In the good old days, back when addresses didn't really exist, especially in rural areas, one's residence had to be identified somehow. Often it was by the inhabitants' surname, such as the Miller place or the Collins farm. Relatively humble properties were given formal appellations too, such as
Ferry Farm, the quite modest house in which George Washington spent his childhood, a wood building much smaller than the average suburban dwelling of today and so-called because of its proximity to a ferry landing. Only in the mid to late 19th century did the naming of houses begin to elicit sneers, especially in class-conscious Britain, the mockery triggered by ghastly-good-taste types who flocked to the newly built suburbs and declared their gimcrack-laden homes The Elms or The Laburnums.
For several years I lived in a 1760s shingled farmhouse in Westchester County, New York, which was dubbed Beggar's Bog, a name combining my cash-strapped existence with the house's location on the edge of a mosquito-infested wetland. (It was simply referred to as The Bog in casual conversation.) The name also, I thought, inventively echoed Beggar's Bush, aka Jordan's Journey, a 17th-century ancestor's fortified plantation near Jamestown, Virginia. That place was reportedly the first residence in the Virginia colony to be given a name.

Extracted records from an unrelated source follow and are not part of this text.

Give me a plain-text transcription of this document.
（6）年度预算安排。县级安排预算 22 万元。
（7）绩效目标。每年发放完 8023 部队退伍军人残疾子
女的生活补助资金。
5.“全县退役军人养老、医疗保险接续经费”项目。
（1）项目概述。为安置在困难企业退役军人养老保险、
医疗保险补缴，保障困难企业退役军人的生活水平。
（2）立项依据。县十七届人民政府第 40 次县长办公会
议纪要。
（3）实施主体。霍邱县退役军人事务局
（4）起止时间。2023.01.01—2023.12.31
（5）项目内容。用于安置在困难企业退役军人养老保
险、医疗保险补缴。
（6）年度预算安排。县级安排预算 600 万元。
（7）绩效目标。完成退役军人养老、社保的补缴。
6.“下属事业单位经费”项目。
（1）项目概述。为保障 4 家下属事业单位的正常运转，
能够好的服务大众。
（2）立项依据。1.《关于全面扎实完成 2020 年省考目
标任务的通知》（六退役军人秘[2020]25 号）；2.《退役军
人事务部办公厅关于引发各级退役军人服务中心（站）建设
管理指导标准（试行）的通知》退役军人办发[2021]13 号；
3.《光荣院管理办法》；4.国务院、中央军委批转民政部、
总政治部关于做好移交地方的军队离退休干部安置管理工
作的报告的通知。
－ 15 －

My current home, a 1801 Federal farm house, has been given several names since we took up residence; none have felt exactly right, so we're still pondering.

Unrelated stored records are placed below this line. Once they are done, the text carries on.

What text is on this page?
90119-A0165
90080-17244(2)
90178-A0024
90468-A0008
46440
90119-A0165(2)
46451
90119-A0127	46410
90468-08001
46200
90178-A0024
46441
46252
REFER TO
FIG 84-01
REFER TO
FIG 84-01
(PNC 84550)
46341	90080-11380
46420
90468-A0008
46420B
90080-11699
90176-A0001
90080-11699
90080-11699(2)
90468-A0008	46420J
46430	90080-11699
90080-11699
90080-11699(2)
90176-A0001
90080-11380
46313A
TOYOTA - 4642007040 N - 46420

Residential history is full of charming names for houses. There's
Pook's Hill in Bedford, New York, a lovely brick manor built in the 1920s by and for architect Mott B Schmidt; he took the name from
Puck of Pook's Hill, a 1906 novel by Rudyard Kipling.
Little Ipswich was the name interior decorator Ruby Ross Wood gave her country house in Syosset, New York, in honour of her husband's ancestral town, Ipswich, Massachusetts. The couple's residence in Manhattan, on the other hand, was called Star House, because the decorator collected stars and mounted a collection of brass ones on its painted front door. A mansion built by one of Wood's clients, the beautiful
Swan House in Atlanta, gets its name from the owner's favorite bird, which also shows up throughout its rooms in the form of porcelain, paintings, and tapestries.
Prosaic names work quite well, especially if you are fearful of appearing too grand.
Nicky Haslam's mock-Gothic country place (for many years it belonged to John Fowler) is known as The Hunting Lodge, because the picturesque redbrick folly is reputed to have been erected as a gamekeeper's cottage. Fowler's business partner Nancy Lancaster's final residence, The Coach House, formerly stored carriages and the like. I once attended a rather wine-soaked luncheon at the home of a delightfully ribald, cigar-smoking grande dame, Rose d'Avigdor-Goldsmid, whose place in Kent was called simply The Old Laundry—it had been just that, a stately Victorian laundry building, before Lady d'Avigdor-Goldsmid moved out of the estate's
Jacobean mansion and renovated the awkwardly scaled utility structure for habitation.
If you do choose a name for the place you live, however, steer clear of the queasily whimsical. Even houses have feelings. How would you like to be called Dun Roamin'?